Mobile Database Bi-Directional Synchronization with a REST API

Mobile device’s don’t always have persistent connections to the internet, or local networks. Because of this, some apps will need to provide offline access, so that users or employees, can continue to work uninterrupted. To do this, we need local data storage, commonly SQLite, and a way to update the server with changes and receive new changes, while we were offline. This can become complex, very quickly. There are existing libraries out there for offline capabilities, such as Azure Mobile Client, but they normally end up too restrictive, and is not designed for complex situations. However, once you see what needs to be done, you might understand why it is so hard to get right.

To provide offline access we need 2-way bi-directional synchronization, and it is the hardest type of synchronization to implement, if you have multiple clients working on the same records. If you have an app, where users submit comments, or update/edit their own content, this isn’t as difficult, as it’s single user. What we are going through here, is bi-directional (2-way) synchronization, on records that could be updated via multiple clients, at any point in time. But this process works for either scenario, just described.

The sample code I use in this post, comes from my GitHub repo BiDirectionalSync.

Synchronization Issues

When you need to provide synchronization, there are many issues that can present. If you have control of the API, and this is a greenfield project, you are in luck. If not, then there are workarounds. Here are some of the issues you need to be aware of.

  • What ID to use, when generating data offline, to avoid conflicting ID’s on the server and client.
  • Recording when data was updated or deleted on the client.
  • Knowing when the server has updated or deleted data.
  • Knowing when you are offline.
  • Knowing which data to update or remove when synchronizing.
  • Timing issues.

Ideal Scenario

Let’s say you have control of your entire environment, database design, API design and so forth. Here is how you can setup your server data store and API. First lets look at the Mobile Client setup and how it connects to the server.
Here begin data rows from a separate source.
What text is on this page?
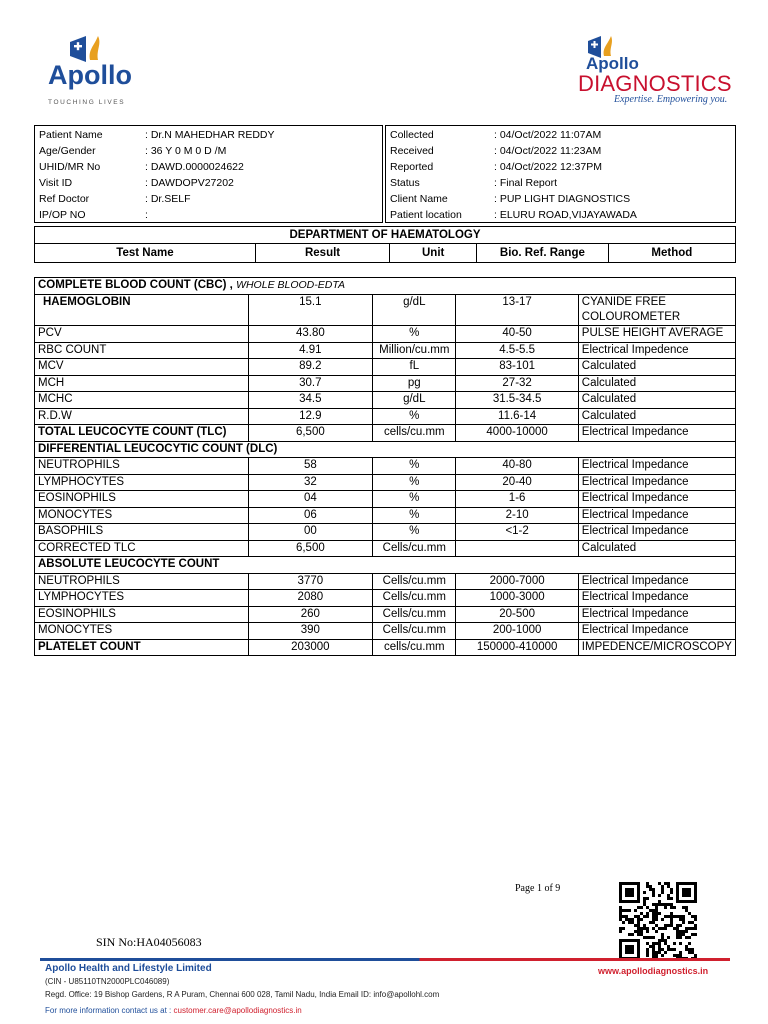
Apollo
TOUCHING LIVES
Apollo
DIAGNOSTICS
Expertise. Empowering you.
Patient Name	: Dr.N MAHEDHAR REDDY
Age/Gender	: 36 Y 0 M 0 D /M
UHID/MR No	: DAWD.0000024622
Visit ID	: DAWDOPV27202
Ref Doctor	: Dr.SELF
IP/OP NO	:
Collected	: 04/Oct/2022 11:07AM
Received	: 04/Oct/2022 11:23AM
Reported	: 04/Oct/2022 12:37PM
Status	: Final Report
Client Name	: PUP LIGHT DIAGNOSTICS
Patient location	: ELURU ROAD,VIJAYAWADA
DEPARTMENT OF HAEMATOLOGY
Test Name	Result	Unit	Bio. Ref. Range	Method
COMPLETE BLOOD COUNT (CBC) , WHOLE BLOOD-EDTA				
HAEMOGLOBIN	15.1	g/dL	13-17	CYANIDE FREE COLOUROMETER
PCV	43.80	%	40-50	PULSE HEIGHT AVERAGE
RBC COUNT	4.91	Million/cu.mm	4.5-5.5	Electrical Impedence
MCV	89.2	fL	83-101	Calculated
MCH	30.7	pg	27-32	Calculated
MCHC	34.5	g/dL	31.5-34.5	Calculated
R.D.W	12.9	%	11.6-14	Calculated
TOTAL LEUCOCYTE COUNT (TLC)	6,500	cells/cu.mm	4000-10000	Electrical Impedance
DIFFERENTIAL LEUCOCYTIC COUNT (DLC)				
NEUTROPHILS	58	%	40-80	Electrical Impedance
LYMPHOCYTES	32	%	20-40	Electrical Impedance
EOSINOPHILS	04	%	1-6	Electrical Impedance
MONOCYTES	06	%	2-10	Electrical Impedance
BASOPHILS	00	%	<1-2	Electrical Impedance
CORRECTED TLC	6,500	Cells/cu.mm		Calculated
ABSOLUTE LEUCOCYTE COUNT				
NEUTROPHILS	3770	Cells/cu.mm	2000-7000	Electrical Impedance
LYMPHOCYTES	2080	Cells/cu.mm	1000-3000	Electrical Impedance
EOSINOPHILS	260	Cells/cu.mm	20-500	Electrical Impedance
MONOCYTES	390	Cells/cu.mm	200-1000	Electrical Impedance
PLATELET COUNT	203000	cells/cu.mm	150000-410000	IMPEDENCE/MICROSCOPY
Page 1 of 9
SIN No:HA04056083
Apollo Health and Lifestyle Limited
(CIN - U85110TN2000PLC046089)
Regd. Office: 19 Bishop Gardens, R A Puram, Chennai 600 028, Tamil Nadu, India Email ID: info@apollohl.com
For more information contact us at : customer.care@apollodiagnostics.in
www.apollodiagnostics.in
The point to note here, is your app should know nothing, of the synchronization service or API. It makes it incredibly easy then to shield your app from changes to the API and synchronization processes. The synchronization service will be the only service that even knows about your API, and your App Service can trigger a sync, either at intervals, or when each row is updated. That is up to you on the frequency required.

Server Database

Primary Key

Use a GUID as your Primary Key. Before you cry, won’t somebody please think of the performance, make sure that your clustered index is a separate column, on a int value. This will relieve any performance hit, and provide you with a GUID primary key, which is fantastic for synchronization. If you want to know more about the clustered index, please take a look at my other post Creating SQL Azure Database, and look at the Clustered Index section.

Deletion Tracking

You want to add a deleted column to each table you are synchronizing. It’s the quickest and easiest way to track if a row has been deleted. Otherwise you would have to send all rows to the server and compare which ones are no longer there anymore.

Last Updated Tracking

Keeping this simple, you will want a LastUpdated column in your table, to track the last time the server updated it. Also, you will want a ClientLastUpdated timestamp, to mark, when the client recorded the data. This can later be used to overwrite, if a client recorded data at a later stage, but synchronized last. For example, if a client record has their mobile phone number updated, then they come back a few minutes later and update again because they gave you the wrong one, but the data was entered by different people on 2 different devices, this can cause an issue.

If the second (correct) time they updated, is synchronized before the first (incorrect) one, then when the incorrect one is synchronized, it will overwrite with the incorrect value. This is why tracking ClientLastUpdated, is important.

It is also important to either, have the DateTime as a UTC value, or use DateTimeOffset, if you care about the timezone it was created it.

Database Lock

Ensure you lock your database row from reads and updates, while you read it and compare it, during your determination of the sync.

BEGIN TRAN SELECT * FROM tablename WITH (HOLDLOCK, ROWLOCK)
WHERE ID = 1

// Get Value, compare values in code, then do an update if needed.

COMMIT TRAN

This is here to ensure that 2 clients synchronizing at the same time don’t both read, then update simultaneously.

Synchronization Logic

Before we delve into the details of the synchronization logic, here is an overview of it.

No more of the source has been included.